In 1982, the International Whaling Commission voted by 3/4 majority to impose a moratorium on commercial whaling.  The moratorium came into effect in 1986 and still stands today.

== Campaign to free Corky ==
In 1990, Switzerland's Bellerive Foundation hosted a conference to discuss cetaceans in captivity.  Spong presented information about the Northern Resident A5 pod member named Corky (A16) and suggested her as a candidate for release back into the wild, where her family was well known.  Corky had been captured in Pender Harbour, British Columbia, in 1969 and taken to Marineland of the Pacific, then to SeaWorld San Diego.  An international campaign followed, highlighted by appeals to Sea World from children from 21 countries who contributed painted patches that were turned into a huge banner nearly 2 km long.  Corky's FREEDOM BANNER was the inspiration of Austria's Niki Entrup. It was displayed around Sea World, in European capitals, and in western US states and British Columbia.  Sea World remained obstinate in refusing to consider releasing Corky. In 2000 Corky's mother Stripe (A23) died, ending the opportunity for them to meet again. The campaign to Free Corky continued and presently involves creation of the Double Bay Sanctuary on Hanson Island as Corky's retirement home where ideally she would be cared for by the Sea World staff she knows well.  Owner of the old Double Bay lodge Michael Reppy, who is building the Sanctuary, has the support of the ‘Namgis First Nation as well as Spong.  Corky is still alive (as of July 2022) so she still has a chance to meet her family again.

== Personal life ==
Paul Spong is married to Helena Symonds, co-director of the OrcaLab, and widely published in her own right.

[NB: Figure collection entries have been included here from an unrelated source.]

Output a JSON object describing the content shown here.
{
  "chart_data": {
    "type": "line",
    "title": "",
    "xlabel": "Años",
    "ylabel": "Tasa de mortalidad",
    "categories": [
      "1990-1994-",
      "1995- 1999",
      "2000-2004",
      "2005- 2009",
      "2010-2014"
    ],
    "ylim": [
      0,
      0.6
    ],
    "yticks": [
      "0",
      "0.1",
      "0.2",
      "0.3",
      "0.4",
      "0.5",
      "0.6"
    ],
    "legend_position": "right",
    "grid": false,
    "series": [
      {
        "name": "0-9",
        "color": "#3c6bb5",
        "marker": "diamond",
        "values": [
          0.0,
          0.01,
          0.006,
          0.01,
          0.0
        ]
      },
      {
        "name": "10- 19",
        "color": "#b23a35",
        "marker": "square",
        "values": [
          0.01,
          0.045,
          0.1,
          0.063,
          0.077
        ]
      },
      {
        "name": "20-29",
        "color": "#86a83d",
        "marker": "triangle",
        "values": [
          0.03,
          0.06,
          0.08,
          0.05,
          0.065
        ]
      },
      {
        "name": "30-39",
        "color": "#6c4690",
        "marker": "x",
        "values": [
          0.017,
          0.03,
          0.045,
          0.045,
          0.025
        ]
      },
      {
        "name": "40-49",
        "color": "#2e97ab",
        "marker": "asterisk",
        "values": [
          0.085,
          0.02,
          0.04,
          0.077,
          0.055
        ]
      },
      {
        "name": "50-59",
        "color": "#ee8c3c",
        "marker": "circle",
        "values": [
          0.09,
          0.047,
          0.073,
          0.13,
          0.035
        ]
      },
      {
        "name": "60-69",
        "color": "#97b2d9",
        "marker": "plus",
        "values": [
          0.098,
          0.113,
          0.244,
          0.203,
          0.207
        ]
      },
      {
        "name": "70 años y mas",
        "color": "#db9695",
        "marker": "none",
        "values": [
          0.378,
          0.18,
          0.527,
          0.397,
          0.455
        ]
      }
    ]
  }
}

=== Maplewood Mudflats ===
In 1972, Spong was living in a hippie commune in North Vancouver, called the "Maplewood Mudflats". The District of North Vancouver wanted to turn the mudflats into a shopping centre. Spong led the opposition to the proposal. He was interviewed about the community in a film made for the National Film Board of Canada, by Robert Fresco and Kris Paterson, called Mudflats Living (1972). Another film was made by Seattle film maker Sean Malone called Living on the Mud.  Eventually the squatters were evicted and their homes burned, the mudflats ultimately becoming a wildlife preserve, the Maplewood Flats Conservation Area.